Loans usually have many details and finance terms to review. Take the interest rate on a vehicle loan and the annual percentage rate (APR). Some people assume they refer to the same thing, but they don’t. In fact, the APR is a much better gauge of what a loan will cost than the interest rate alone. Dive into the details before you head to the car lot.
APR vs. interest rate
If the interest rate and the APR on a loan are different, the APR is usually higher. That’s because the APR includes the interest rate as well as any additional fees charged by the lender — fees expressed as a percentage via the APR, rather than as a flat total amount.

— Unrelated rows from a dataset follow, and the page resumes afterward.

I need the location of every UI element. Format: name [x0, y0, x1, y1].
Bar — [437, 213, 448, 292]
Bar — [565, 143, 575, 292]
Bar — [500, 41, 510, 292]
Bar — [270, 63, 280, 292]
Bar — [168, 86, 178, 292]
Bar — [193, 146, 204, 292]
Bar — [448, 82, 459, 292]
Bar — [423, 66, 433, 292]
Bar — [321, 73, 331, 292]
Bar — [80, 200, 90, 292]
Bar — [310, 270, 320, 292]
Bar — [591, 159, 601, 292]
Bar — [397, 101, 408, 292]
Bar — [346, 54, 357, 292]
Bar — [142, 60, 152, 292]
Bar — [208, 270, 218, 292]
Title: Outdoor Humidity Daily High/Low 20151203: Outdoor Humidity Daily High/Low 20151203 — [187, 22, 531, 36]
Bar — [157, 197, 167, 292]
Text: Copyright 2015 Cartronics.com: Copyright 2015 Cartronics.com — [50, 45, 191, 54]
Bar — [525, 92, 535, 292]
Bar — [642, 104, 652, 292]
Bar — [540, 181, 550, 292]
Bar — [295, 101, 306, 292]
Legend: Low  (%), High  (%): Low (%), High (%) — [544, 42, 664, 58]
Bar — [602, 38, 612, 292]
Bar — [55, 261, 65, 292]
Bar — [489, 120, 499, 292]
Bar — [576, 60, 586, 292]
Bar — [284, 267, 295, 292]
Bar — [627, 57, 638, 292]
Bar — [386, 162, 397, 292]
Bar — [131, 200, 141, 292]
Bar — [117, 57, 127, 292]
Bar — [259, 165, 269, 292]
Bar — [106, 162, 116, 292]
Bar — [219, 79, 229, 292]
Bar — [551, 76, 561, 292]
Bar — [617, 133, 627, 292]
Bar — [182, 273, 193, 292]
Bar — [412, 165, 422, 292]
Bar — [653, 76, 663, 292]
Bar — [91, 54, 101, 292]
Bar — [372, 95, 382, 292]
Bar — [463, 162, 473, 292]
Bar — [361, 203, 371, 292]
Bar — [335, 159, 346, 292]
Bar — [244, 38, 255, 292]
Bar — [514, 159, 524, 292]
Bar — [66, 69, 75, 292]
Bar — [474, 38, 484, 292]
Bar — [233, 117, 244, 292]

What the vehicle loan really costs
When it comes to APR vs. interest rate, the APR actually takes into account the total finance charge you pay on your loan, including prepaid finance charges such as loan fees and the interest that accumulates before your first loan payment. When shopping for a loan, make sure you’re comparing each lender’s APR along with the interest rate.
Choosing a low APR or cash back
Sometimes dealers run promotions that offer buyers the choice between a very low APR and a cash rebate. It’s not always immediately clear, however, which choice provides the better deal. Check out our rebate or financing calculator to see which deal may be better for you.
Auto loan length still matters
Even with an identical APR, you’ll end up paying more in interest over the course of a longer term loan. For instance, a buyer who takes out a $25,000 loan with a 3 percent APR for 48 months will have a higher monthly payment by more than $100, but will end up paying nearly $400 less in additional interest versus the same loan at 60 months. Use an auto loan calculator to decide which is the better deal.
Help to protect yourself during the what-ifs
You’re responsible for paying everything that’s included in the APR, even if your vehicle is totaled in an accident or stolen — auto insurance may not always cover the full amount you owe. GAP (Guaranteed Asset Protection) insurance may provide you with financial protection if your car is ever totaled or stolen and the insurance settlement amount does not cover the unpaid principal balance due on your loan. That could mean you won’t have to roll the unpaid principal balance of the existing loan into the cost of financing a new vehicle. Shop for your loan before you shop for your vehicle to determine available interest rates, APRs and payback periods.